I did a new calling only with -q 1
and --max-depth 1000
to consider all the reads, and then, to detect the four variants. Here is my problem : the two middle snps are still not detected, the last one is fine (1/1), but the first one is :
h2tg000001l;385471;A;G;1/1:79,6,0:577:277,300
The AD is "277,300" which is heterozygous. Why do I get a 1/1 genotype? Also, why the two middle variants are not detected whereas they are 0/1 if I consider all the reads (-q 1)?
Do I miss something? Do I do something wrong? I get a bit lost..
Best
Why you are lowering the quality score to force the result you expect? Never eye-ball alignments, the variant callers use a bunch of different statistics and heuristics to call variants.
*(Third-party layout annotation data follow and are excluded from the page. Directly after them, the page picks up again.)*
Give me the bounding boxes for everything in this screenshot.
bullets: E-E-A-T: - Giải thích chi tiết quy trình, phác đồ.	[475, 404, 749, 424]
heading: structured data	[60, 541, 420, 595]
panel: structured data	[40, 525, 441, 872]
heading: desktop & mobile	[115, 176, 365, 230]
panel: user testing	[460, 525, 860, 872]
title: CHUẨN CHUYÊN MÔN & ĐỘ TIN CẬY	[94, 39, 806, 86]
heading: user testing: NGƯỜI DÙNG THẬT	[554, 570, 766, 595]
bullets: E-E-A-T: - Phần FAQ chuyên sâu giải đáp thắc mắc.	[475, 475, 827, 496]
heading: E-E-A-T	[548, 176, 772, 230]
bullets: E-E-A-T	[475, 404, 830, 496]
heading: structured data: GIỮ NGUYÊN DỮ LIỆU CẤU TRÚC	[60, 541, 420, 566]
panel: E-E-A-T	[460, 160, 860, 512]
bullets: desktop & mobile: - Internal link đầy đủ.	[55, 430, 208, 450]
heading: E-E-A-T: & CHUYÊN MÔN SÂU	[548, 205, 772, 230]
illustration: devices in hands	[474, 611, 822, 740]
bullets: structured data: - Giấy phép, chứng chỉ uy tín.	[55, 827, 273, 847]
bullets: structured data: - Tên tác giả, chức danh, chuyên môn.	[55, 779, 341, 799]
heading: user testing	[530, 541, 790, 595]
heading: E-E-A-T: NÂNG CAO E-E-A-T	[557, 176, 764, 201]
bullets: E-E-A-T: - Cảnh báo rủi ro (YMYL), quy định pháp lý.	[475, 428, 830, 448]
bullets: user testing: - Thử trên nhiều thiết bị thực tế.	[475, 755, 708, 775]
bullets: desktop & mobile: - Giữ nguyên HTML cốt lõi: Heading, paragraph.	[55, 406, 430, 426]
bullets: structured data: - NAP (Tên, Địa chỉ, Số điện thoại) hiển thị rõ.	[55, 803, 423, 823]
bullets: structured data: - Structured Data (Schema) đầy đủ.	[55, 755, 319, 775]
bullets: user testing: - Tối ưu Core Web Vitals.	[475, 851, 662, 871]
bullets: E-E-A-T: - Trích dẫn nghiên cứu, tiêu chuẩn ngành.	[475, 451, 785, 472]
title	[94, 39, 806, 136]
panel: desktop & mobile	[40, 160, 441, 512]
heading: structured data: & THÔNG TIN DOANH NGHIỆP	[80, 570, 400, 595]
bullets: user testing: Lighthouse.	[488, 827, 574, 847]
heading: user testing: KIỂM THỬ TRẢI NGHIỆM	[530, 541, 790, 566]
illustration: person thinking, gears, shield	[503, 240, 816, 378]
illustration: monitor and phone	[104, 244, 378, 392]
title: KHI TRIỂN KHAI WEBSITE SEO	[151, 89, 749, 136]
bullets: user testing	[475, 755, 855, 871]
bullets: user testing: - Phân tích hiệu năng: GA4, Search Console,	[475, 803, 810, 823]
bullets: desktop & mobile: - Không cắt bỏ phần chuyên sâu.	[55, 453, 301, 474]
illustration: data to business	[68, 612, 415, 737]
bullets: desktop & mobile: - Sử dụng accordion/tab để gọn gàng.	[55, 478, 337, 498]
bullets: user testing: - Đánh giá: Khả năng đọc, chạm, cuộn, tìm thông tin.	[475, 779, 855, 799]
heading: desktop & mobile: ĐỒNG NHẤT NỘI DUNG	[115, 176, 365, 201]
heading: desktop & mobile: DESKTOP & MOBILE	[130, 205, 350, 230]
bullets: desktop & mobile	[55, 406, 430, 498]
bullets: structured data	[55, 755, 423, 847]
Are you expecting four variants because its an experimentally defined mixture? I think if you are trying to fudge the data to get what you expect, you should change these parameters in the
mpileup
command:set the max depth to 10,000 and
-q
and-Q
to zero.I don't suggest doing that, because it is the equivalent of P-hacking your variants.
I usually use those parameters -q 10 -Q 20 when I run
bcftools mpileup
, to get significant variants. I just try to trick the parameters to understand the situation.I did what you (don't) suggest but the results are the same, but I got exactly the same results.The first variant appears as 1/1 wheareas I should get a 0/1 genotype (and I still have the two not detected variants). One of the main problem is that the AD for the 1/1 genotype is
282,306
which is heterozygous, right? I should get a 0/1 genotypeAny suggestion?
I have no idea why you can not force the output. But at the same time, its (IMO) a fools errand (no offense) and a waste of time.
Maybe try not using
-v, --variants-only
flag?I do not have idea too actually. I just ask because there's a difference between what I get from bcftools and the IGV output. Which means
bcftools
gives wrong output? I already tried without the-v
flag. The main question is : whyGT:PL:DP:AD 1/1:79,6,0:577:277,300
outputs as 1/1 ? And not as 0/1 ?